Why is it acceptable to kill some people but not others? Why do we have a barrier defining some executions as acceptable when others aren’t? Why is that barrier defined by our ability to make rational decisions? Lots of things affect our decision-making beyond just our IQ and yet that’s the only standard we use. Yes, mentally disabled individuals and children have a harder time making rational decisions than your average adult. Their brains either haven’t or won’t develop the way they need to, in order to do that. But people in high stress or high emotion situations also have an extremely difficult time making “good” decisions. So if we’re going to place the barrier at whether or not a person can capably make a decision, then should people who commit crimes of passion be exempt too? Most people would say that’s ridiculous. But it follows the same logic for why mentally disabled people and children are protected from the death penalty.

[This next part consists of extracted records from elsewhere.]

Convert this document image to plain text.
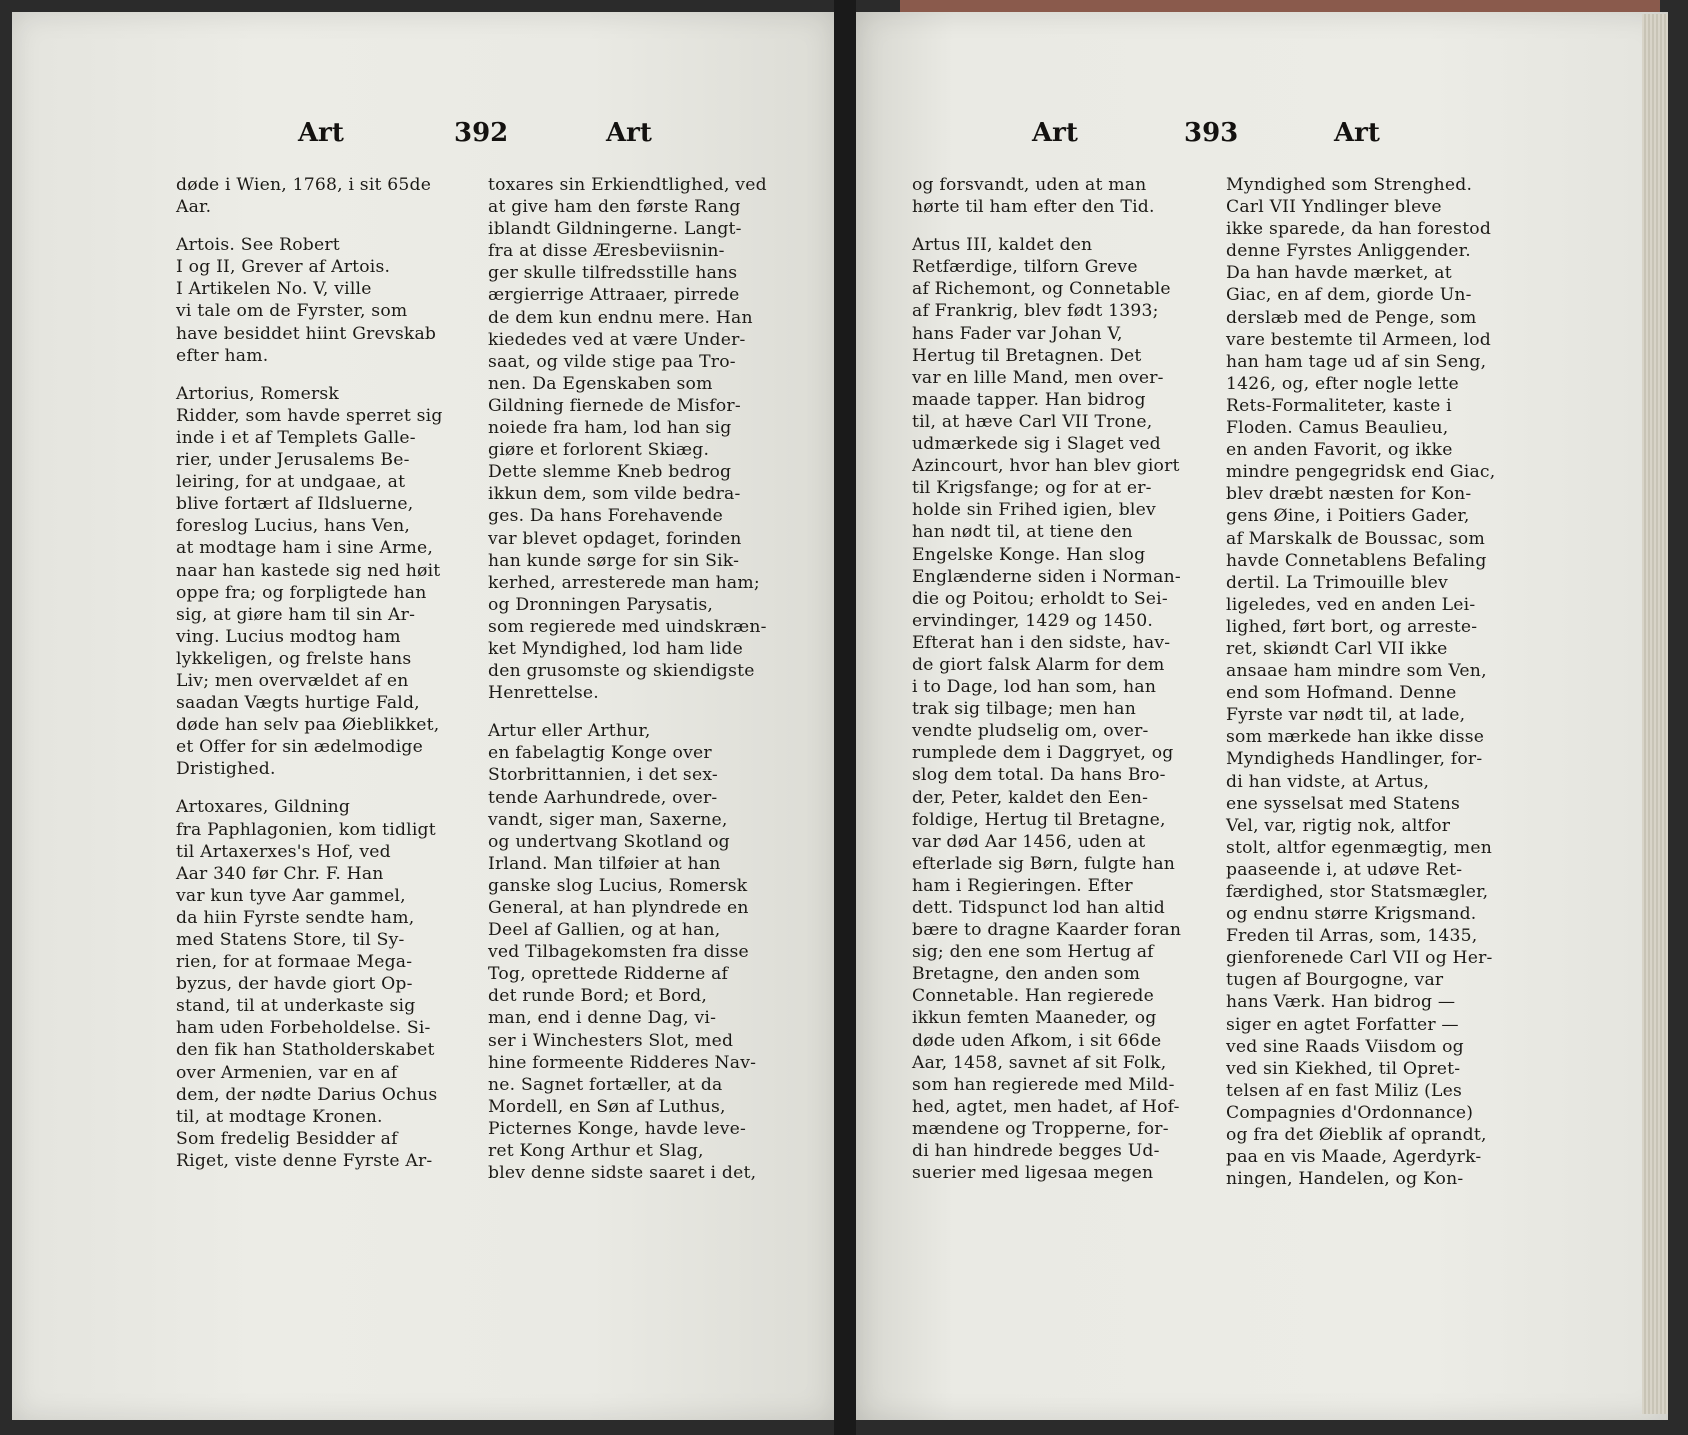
Art	392	Art	Art	393	Art

døde i Wien, 1768, i sit 65de

Aar.

Artois. See Robert

I og II, Grever af Artois.

I Artikelen No. V, ville

vi tale om de Fyrster, som

have besiddet hiint Grevskab

efter ham.

Artorius, Romersk

Ridder, som havde sperret sig

inde i et af Templets Gallе-

rier, under Jerusalems Be-

leiring, for at undgaae, at

blive fortært af Ildsluerne,

foreslog Lucius, hans Ven,

at modtage ham i sine Arme,

naar han kastede sig ned høit

oppe fra; og forpligtede han

sig, at giøre ham til sin Ar-

ving. Lucius modtog ham

lykkeligen, og frelste hans

Liv; men overvældet af en

saadan Vægts hurtige Fald,

døde han selv paa Øieblikket,

et Offer for sin ædelmodige

Dristighed.

Artoxares, Gildning

fra Paphlagonien, kom tidligt

til Artaxerxes's Hof, ved

Aar 340 før Chr. F. Han

var kun tyve Aar gammel,

da hiin Fyrste sendte ham,

med Statens Store, til Sy-

rien, for at formaae Mega-

byzus, der havde giort Op-

stand, til at underkaste sig

ham uden Forbeholdelse. Si-

den fik han Statholderskabet

over Armenien, var en af

dem, der nødte Darius Ochus

til, at modtage Kronen.

Som fredelig Besidder af

Riget, viste denne Fyrste Ar-

toxares sin Erkiendtlighed, ved

at give ham den første Rang

iblandt Gildningerne. Langt-

fra at disse Æresbeviisnin-

ger skulle tilfredsstille hans

ærgierrige Attraaer, pirrede

de dem kun endnu mere. Han

kiededes ved at være Under-

saat, og vilde stige paa Tro-

nen. Da Egenskaben som

Gildning fiernede de Misfor-

noiede fra ham, lod han sig

giøre et forlorent Skiæg.

Dette slemme Kneb bedrog

ikkun dem, som vilde bedra-

ges. Da hans Forehavende

var blevet opdaget, forinden

han kunde sørge for sin Sik-

kerhed, arresterede man ham;

og Dronningen Parysatis,

som regierede med uindskræn-

ket Myndighed, lod ham lide

den grusomste og skiendigste

Henrettelse.

Artur eller Arthur,

en fabelagtig Konge over

Storbrittannien, i det sex-

tende Aarhundrede, over-

vandt, siger man, Saxerne,

og undertvang Skotland og

Irland. Man tilføier at han

ganske slog Lucius, Romersk

General, at han plyndrede en

Deel af Gallien, og at han,

ved Tilbagekomsten fra disse

Tog, oprettede Ridderne af

det runde Bord; et Bord,

man, end i denne Dag, vi-

ser i Winchesters Slot, med

hine formeente Ridderes Nav-

ne. Sagnet fortæller, at da

Mordell, en Søn af Luthus,

Picternes Konge, havde leve-

ret Kong Arthur et Slag,

blev denne sidste saaret i det,

og forsvandt, uden at man

hørte til ham efter den Tid.

Artus III, kaldet den

Retfærdige, tilforn Greve

af Richemont, og Connetable

af Frankrig, blev født 1393;

hans Fader var Johan V,

Hertug til Bretagnen. Det

var en lille Mand, men over-

maade tapper. Han bidrog

til, at hæve Carl VII Trone,

udmærkede sig i Slaget ved

Azincourt, hvor han blev giort

til Krigsfange; og for at er-

holde sin Frihed igien, blev

han nødt til, at tiene den

Engelske Konge. Han slog

Englænderne siden i Norman-

die og Poitou; erholdt to Sei-

ervindinger, 1429 og 1450.

Efterat han i den sidste, hav-

de giort falsk Alarm for dem

i to Dage, lod han som, han

trak sig tilbage; men han

vendte pludselig om, over-

rumplede dem i Daggryet, og

slog dem total. Da hans Bro-

der, Peter, kaldet den Een-

foldige, Hertug til Bretagne,

var død Aar 1456, uden at

efterlade sig Børn, fulgte han

ham i Regieringen. Efter

dett. Tidspunct lod han altid

bære to dragne Kaarder foran

sig; den ene som Hertug af

Bretagne, den anden som

Connetable. Han regierede

ikkun femten Maaneder, og

døde uden Afkom, i sit 66de

Aar, 1458, savnet af sit Folk,

som han regierede med Mild-

hed, agtet, men hadet, af Hof-

mændene og Tropperne, for-

di han hindrede begges Ud-

suerier med ligesaa megen

Myndighed som Strenghed.

Carl VII Yndlinger bleve

ikke sparede, da han forestod

denne Fyrstes Anliggender.

Da han havde mærket, at

Giac, en af dem, giorde Un-

derslæb med de Penge, som

vare bestemte til Armeen, lod

han ham tage ud af sin Seng,

1426, og, efter nogle lette

Rets-Formaliteter, kaste i

Floden. Camus Beaulieu,

en anden Favorit, og ikke

mindre pengegridsk end Giac,

blev dræbt næsten for Kon-

gens Øine, i Poitiers Gader,

af Marskalk de Boussac, som

havde Connetablens Befaling

dertil. La Trimouille blev

ligeledes, ved en anden Lei-

lighed, ført bort, og arreste-

ret, skiøndt Carl VII ikke

ansaae ham mindre som Ven,

end som Hofmand. Denne

Fyrste var nødt til, at lade,

som mærkede han ikke disse

Myndigheds Handlinger, for-

di han vidste, at Artus,

ene sysselsat med Statens

Vel, var, rigtig nok, altfor

stolt, altfor egenmægtig, men

paaseende i, at udøve Ret-

færdighed, stor Statsmægler,

og endnu større Krigsmand.

Freden til Arras, som, 1435,

gienforenede Carl VII og Her-

tugen af Bourgogne, var

hans Værk. Han bidrog —

siger en agtet Forfatter —

ved sine Raads Viisdom og

ved sin Kiekhed, til Opret-

telsen af en fast Miliz (Les

Compagnies d'Ordonnance)

og fra det Øieblik af oprandt,

paa en vis Maade, Agerdyrk-

ningen, Handelen, og Kon-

So why are they protected when other people aren’t?

Any barrier we set will be arbitrary in some way. Given the difficulty and the inherent injustice in the system, is it really right to have a barrier at all? Shouldn’t we instead just ban the death penalty altogether? We’ve accepted that there are circumstances when it doesn’t make sense to use the death penalty. But those circumstances could potentially be applied to any situation if you push the logic far enough. So why do we continue creating these exceptions and loopholes? It’s simply too difficult to draw a line in the sand and say “these people deserve to die but these people don’t”. I know I could never do that. Do you want to make that decision? Do you trust someone else to make it for you? Is it really reasonable to base our use of the death penalty on some vague idea of the decision-making process? Isn’t a human life worth more than that?